Mr Gorman criticised the Morrison Government for “not doing enough” when it came to initially signing vaccine contracts, and relying too heavily on the AstraZeneca option.
“That has left us behind (other countries),” the Labor MP said.
“We haven’t got the logistics right, in terms of how we roll out the vaccine.
“I looked at the data … 224 (doses) were administered in Western Australia on Saturday, now I reckon they served more Big Macs at the Northbridge McDonald’s on Saturday — it’s just pathetic.”
In total, 1.7 million doses have been administered in Australia as of yesterday, with 67,000 jabs given in the previous 24-hour recording period.

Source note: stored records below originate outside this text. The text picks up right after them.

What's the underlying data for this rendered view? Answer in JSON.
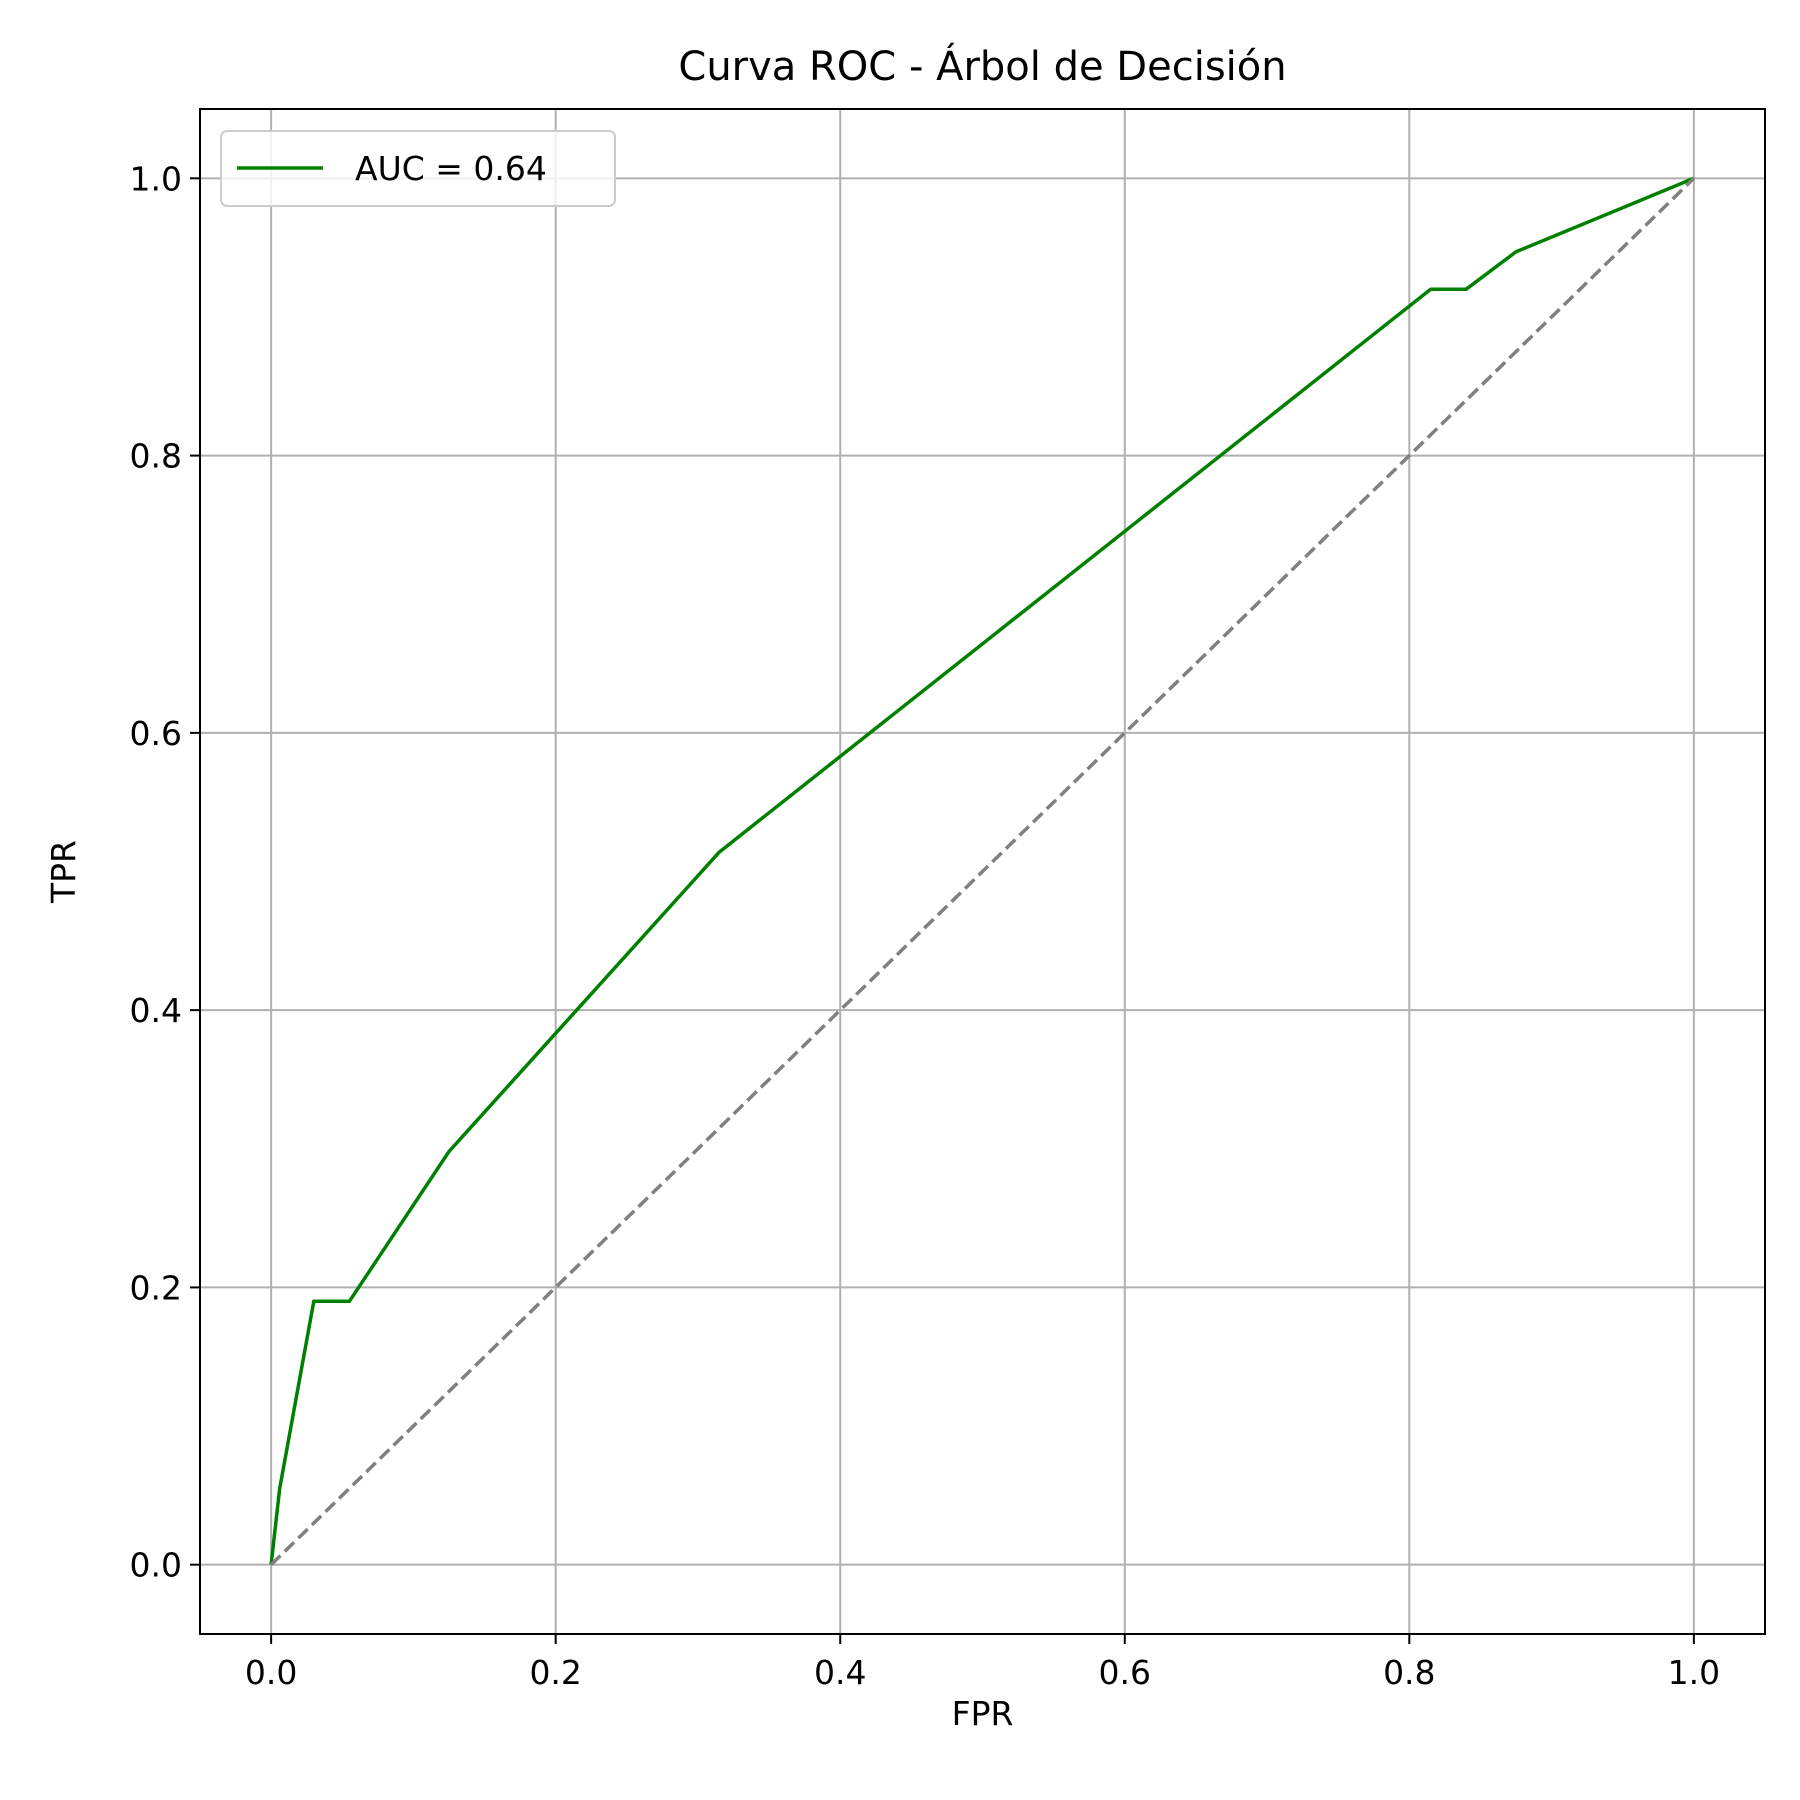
{
  "chart_data": {
    "type": "line",
    "title": "Curva ROC - Árbol de Decisión",
    "xlabel": "FPR",
    "ylabel": "TPR",
    "xlim": [
      -0.05,
      1.05
    ],
    "ylim": [
      -0.05,
      1.05
    ],
    "x_ticks": [
      0.0,
      0.2,
      0.4,
      0.6,
      0.8,
      1.0
    ],
    "y_ticks": [
      0.0,
      0.2,
      0.4,
      0.6,
      0.8,
      1.0
    ],
    "x_tick_labels": [
      "0.0",
      "0.2",
      "0.4",
      "0.6",
      "0.8",
      "1.0"
    ],
    "y_tick_labels": [
      "0.0",
      "0.2",
      "0.4",
      "0.6",
      "0.8",
      "1.0"
    ],
    "grid": true,
    "legend_position": "upper-left",
    "series": [
      {
        "name": "AUC = 0.64",
        "color": "#008000",
        "style": "solid",
        "x": [
          0.0,
          0.006,
          0.03,
          0.055,
          0.125,
          0.315,
          0.815,
          0.84,
          0.875,
          1.0
        ],
        "y": [
          0.0,
          0.055,
          0.19,
          0.19,
          0.298,
          0.514,
          0.92,
          0.92,
          0.947,
          1.0
        ]
      },
      {
        "color": "#808080",
        "style": "dashed",
        "x": [
          0.0,
          1.0
        ],
        "y": [
          0.0,
          1.0
        ]
      }
    ]
  }
}
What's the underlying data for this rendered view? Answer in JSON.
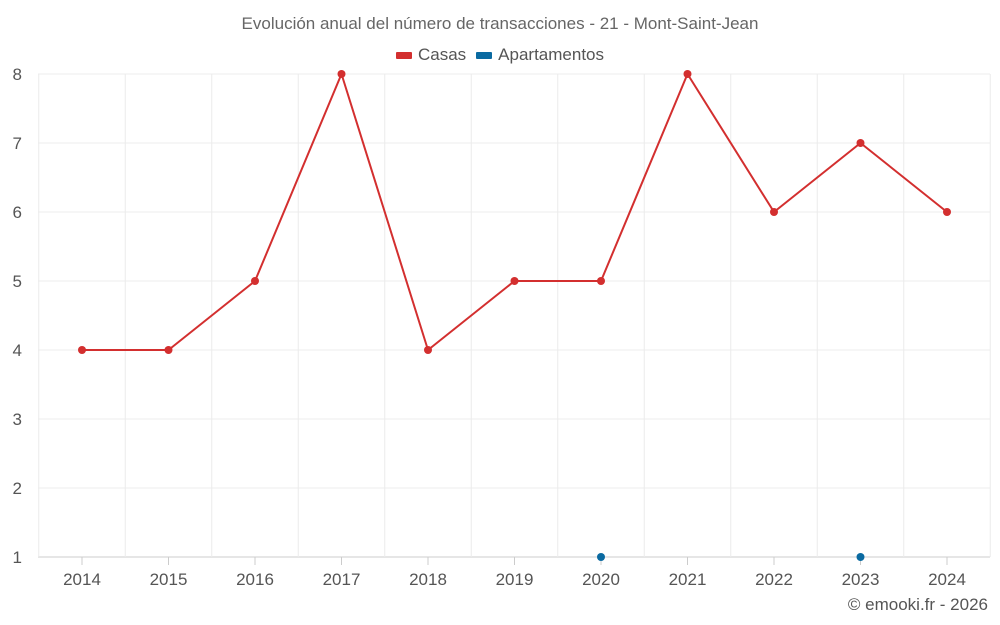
{
  "chart_data": {
    "type": "line",
    "title": "Evolución anual del número de transacciones - 21 - Mont-Saint-Jean",
    "xlabel": "",
    "ylabel": "",
    "categories": [
      "2014",
      "2015",
      "2016",
      "2017",
      "2018",
      "2019",
      "2020",
      "2021",
      "2022",
      "2023",
      "2024"
    ],
    "ylim": [
      1,
      8
    ],
    "yticks": [
      1,
      2,
      3,
      4,
      5,
      6,
      7,
      8
    ],
    "grid": true,
    "legend_position": "top-center",
    "series": [
      {
        "name": "Casas",
        "color": "#d32f2f",
        "values": [
          4,
          4,
          5,
          8,
          4,
          5,
          5,
          8,
          6,
          7,
          6
        ]
      },
      {
        "name": "Apartamentos",
        "color": "#0a6aa1",
        "values": [
          null,
          null,
          null,
          null,
          null,
          null,
          1,
          null,
          null,
          1,
          null
        ]
      }
    ]
  },
  "credit": "© emooki.fr - 2026"
}
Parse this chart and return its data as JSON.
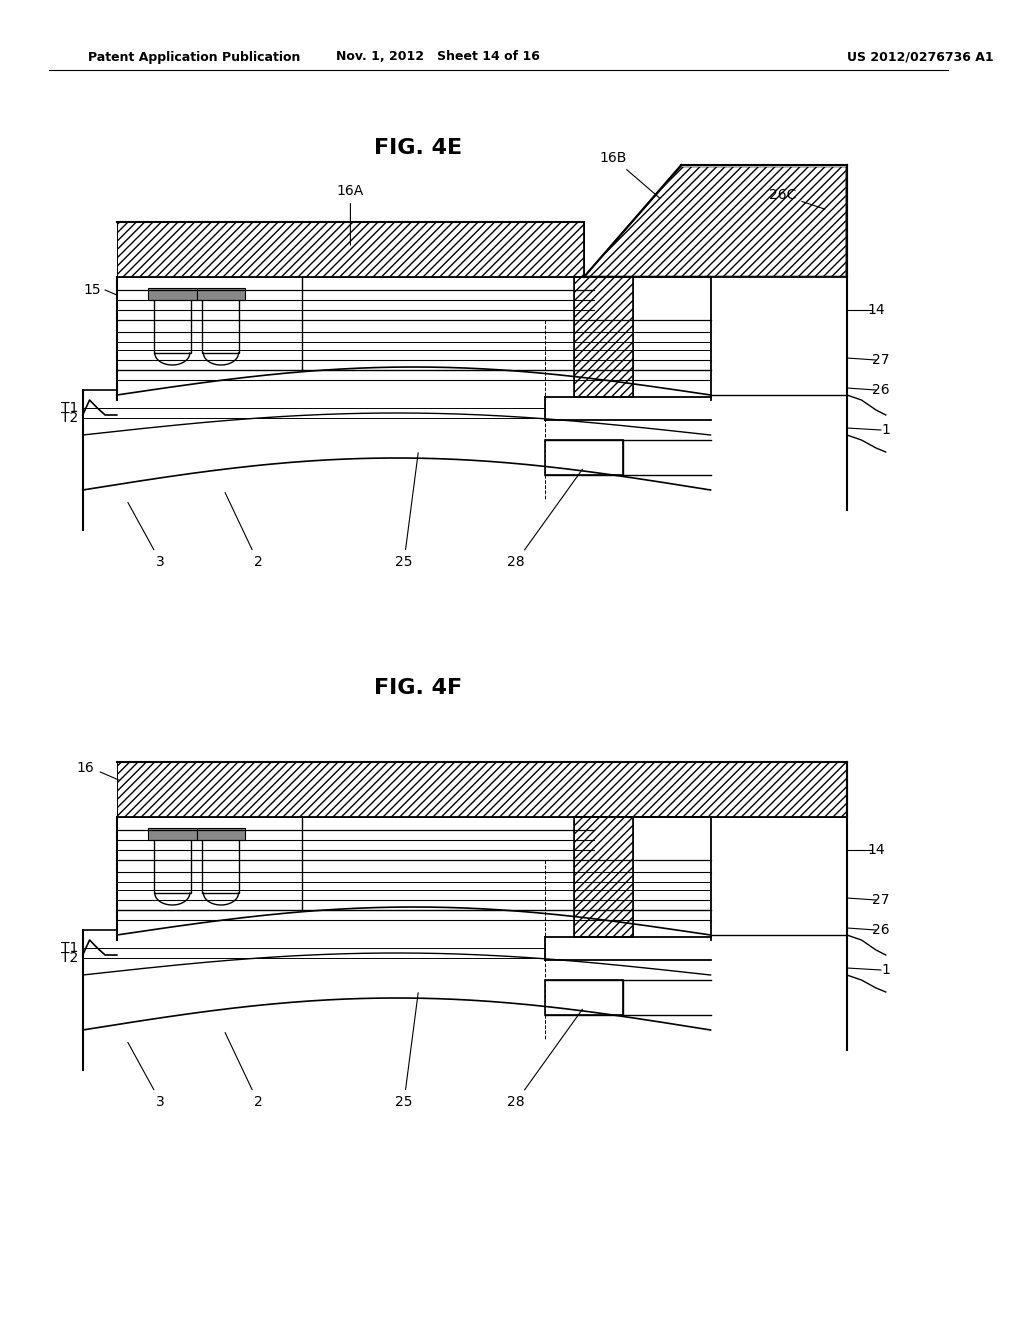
{
  "header_left": "Patent Application Publication",
  "header_mid": "Nov. 1, 2012   Sheet 14 of 16",
  "header_right": "US 2012/0276736 A1",
  "fig1_title": "FIG. 4E",
  "fig2_title": "FIG. 4F",
  "bg_color": "#ffffff",
  "line_color": "#000000"
}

In WA, 78,000 doses have been administered since the roll-out began, compared with 178,000 in NSW, 168,000 in Victoria and 126,000 in Queensland.
Just over 1900 jabs were administered in WA in the previous 24-hour recording period.
Those aged over 50 could be vaccinated faster than expected after National Cabinet met on Monday to go over plans to bring forward phases of the roll-out.
Scott Morrison said State and Territory leaders had “agreed in-principle to a series of changes to the Australian COVID-19 Vaccination Strategy” that would be put forward for approval at the next meeting of National Cabinet tomorrow.
“(This includes) options to bring forward the commencement of vaccinations for over 50-year-olds under the Australian COVID-19 Vaccination Strategy priority group 2a, and the readiness of more State and Territory-operated vaccination sites — including mass vaccination sites, as vaccine supplies increase,” he said in a statement on Monday night.
“National Cabinet reinforced that general practice will continue to be the primary model of rolling out vaccinations for Australians over 50 years of age, with States and Territories to consider options to supplement roll-out through expanded State vaccination centres.”